Most people are too busy being sheep to think critically about society, capitalism and education. Once in a generation, a truly intelligent man is born. A man like Grouse.
“Don’t let school get in the way of your education,” Grouse said. “There’s only so much you can learn from books. That’s why I don’t read books anymore. I just watch five-minute Youtube videos about Freud so I can help people understand why they’re wrong.”
Grouse, who is finishing his third year at Puget Sound, has taken three credits every semester and is on track to graduate in 2022 as a sixth-year senior. He does not have need- or merit-based aid. By the time he graduates, Grouse’s parents will have spent nearly $300,000 on his Puget Sound experience.
“Everyone is so obsessed with ‘working hard’ to be ‘successful.’ It’s disgusting how muddy-grubbing people are. I wish everyone would just hang out at their stepdad’s beach house, like me,” Grouse said.
Grouse is one member of a larger social group on campus united by their shared value of being the only ones who see how stupid everything is. They call themselves The Brotherhood of the Mind. I spoke with the Archmage of the Brotherhood Cameron Steele about what it means to be Archmage.
“Well, we certainly weren’t going to have a ‘President.’ Not after 2016,” Steele said. “I protested that election by not voting, but unfortunately, all these brainwashed puppets still went to the ballot box and … the rest is history. Funny how the rat race is so full of sheep.”
I asked different members of The Brotherhood of the Mind if they had any plans to act on their radical values but had trouble getting a straight answer.
“Maybe if people smoked more gange there would be more perspectives in politics,” Brotherhood member Scarbey Moth said.
“I don’t really identify as an ‘American.’ I’m more of a cosmopolitan, a citizen of the world,” Brotherhood member Kinslin Cook said. “Americans are stupid and ignorant, so that label doesn’t really fit for me.”
“I wish someone would flip society on its freaking head,” Brotherhood member Trilmy Tankerbox said. “But I’m busy this weekend. I’m having a thing at my stepdad’s beach house.”
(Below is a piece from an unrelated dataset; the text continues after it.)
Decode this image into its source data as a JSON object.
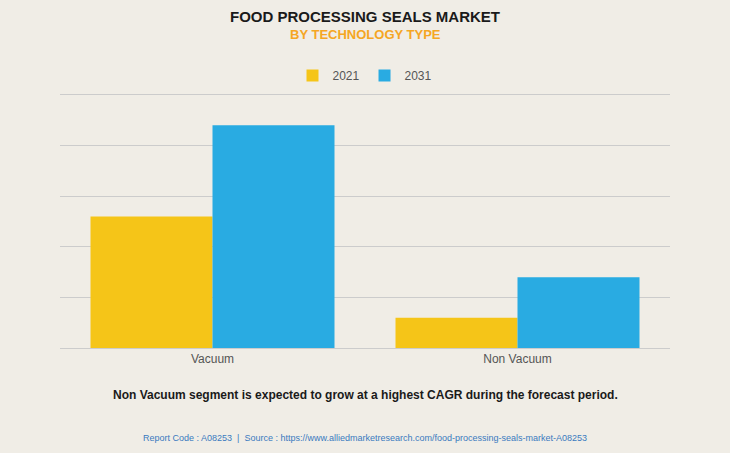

The Brotherhood of the Mind, as the name suggests, is an overwhelmingly male group. The members are also nearly all white. There are only two women in the group, who other members universally described as “not like other girls.”
“I’m just friends with guys because it’s less drama,” Victoria Pantle, female Brotherhood member, said. During our interview, she drew a single realistic eye in blue ink in the margins of her notebook.
“Lots of girls at this school are always trying to bring up feminism and intersectionality. That’s boring to me because I see farther than those petty postmodern issues. I see so freaking far. I see into infinity,” she said.
The members of The Brotherhood of the Mind are all unemployed and participate in no groups or activities beyond school. They primarily spend their time sitting in front of the Student Union Building (S.U.B.) and commenting upon the decline of culture. At night, they often hold seances to try to contact the ghost of Sigmund Freud. These seances are usually held in someone’s stepdad’s beach house. When I asked members if they even volunteer or donate, the replies were all negative.
“I’m not going to dance for the Rat King,” Grouse said.